On a Tuesday, he asked: Will I see my daughter again?
For three months, Gustavo did not touch the coins. He stopped eating. He stopped sleeping. He sat in his dark apartment, watching the shadow of a ficus plant crawl across the wall like a slow hexagram line. Then, on the morning of Lucia’s sixth birthday, he found a small drawing slipped under his door. A crayon portrait of three people holding hands, with a single line of text in purple: Papa, I threw the coins. They said 61. gustavo andres rocco i ching pdf
He began consulting the oracle every morning, not as a mystic, but as an auditor auditing chaos. He recorded each hexagram in a spreadsheet, cross-referencing them with stock fluctuations, subway delays, even the exact minute his ex-wife’s lawyer emailed him. The I Ching became his private joke—until the joke stopped being funny. On a Tuesday, he asked: Will I see my daughter again
Gustavo ignored it. He hired a ruthless lawyer, dug up his ex-wife’s minor infractions—a late daycare payment, an unlicensed home business. The day before the hearing, he threw the coins again, compulsively. The same hexagram. . He threw again. 36 . A third time. The coins landed on the kitchen table, then one rolled off and stopped dead against the leg of Lucia’s abandoned high chair. He stopped sleeping
That night, drunk on cheap malbec, he threw three coins for the first time.

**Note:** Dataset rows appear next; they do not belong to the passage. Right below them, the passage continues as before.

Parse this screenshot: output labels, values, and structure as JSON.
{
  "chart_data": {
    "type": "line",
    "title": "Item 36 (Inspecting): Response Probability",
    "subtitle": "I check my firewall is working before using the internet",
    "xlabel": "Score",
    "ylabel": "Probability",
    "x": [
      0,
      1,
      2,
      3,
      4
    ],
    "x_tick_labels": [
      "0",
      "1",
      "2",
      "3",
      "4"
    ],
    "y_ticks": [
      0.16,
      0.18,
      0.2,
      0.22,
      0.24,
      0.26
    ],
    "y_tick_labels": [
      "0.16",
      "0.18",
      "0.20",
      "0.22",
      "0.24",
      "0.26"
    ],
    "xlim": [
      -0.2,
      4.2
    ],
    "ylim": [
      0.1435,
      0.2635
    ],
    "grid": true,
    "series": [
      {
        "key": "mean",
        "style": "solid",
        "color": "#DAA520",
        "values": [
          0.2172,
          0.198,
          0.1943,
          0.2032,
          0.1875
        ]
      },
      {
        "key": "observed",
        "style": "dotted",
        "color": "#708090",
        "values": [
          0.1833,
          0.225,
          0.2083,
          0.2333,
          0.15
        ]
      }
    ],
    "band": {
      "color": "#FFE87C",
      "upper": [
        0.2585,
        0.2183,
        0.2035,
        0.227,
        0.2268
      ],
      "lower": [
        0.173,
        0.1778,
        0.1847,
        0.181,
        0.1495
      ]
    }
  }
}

Gustavo became meticulous. He threw the coins before every visit, adapting his behavior to the hexagram’s advice. When appeared, he brought bubbles and silly songs. When 39 – Obstruction came, he simply sat in silence, letting his five-year-old, Lucia, color on his hands. Slowly, the ice thawed. Lucia began to draw hexagram lines on his palms with purple crayon.
The hexagram was . “It is not favorable to go in any direction,” the text read. Gustavo laughed bitterly. “Finally, an honest accountant.”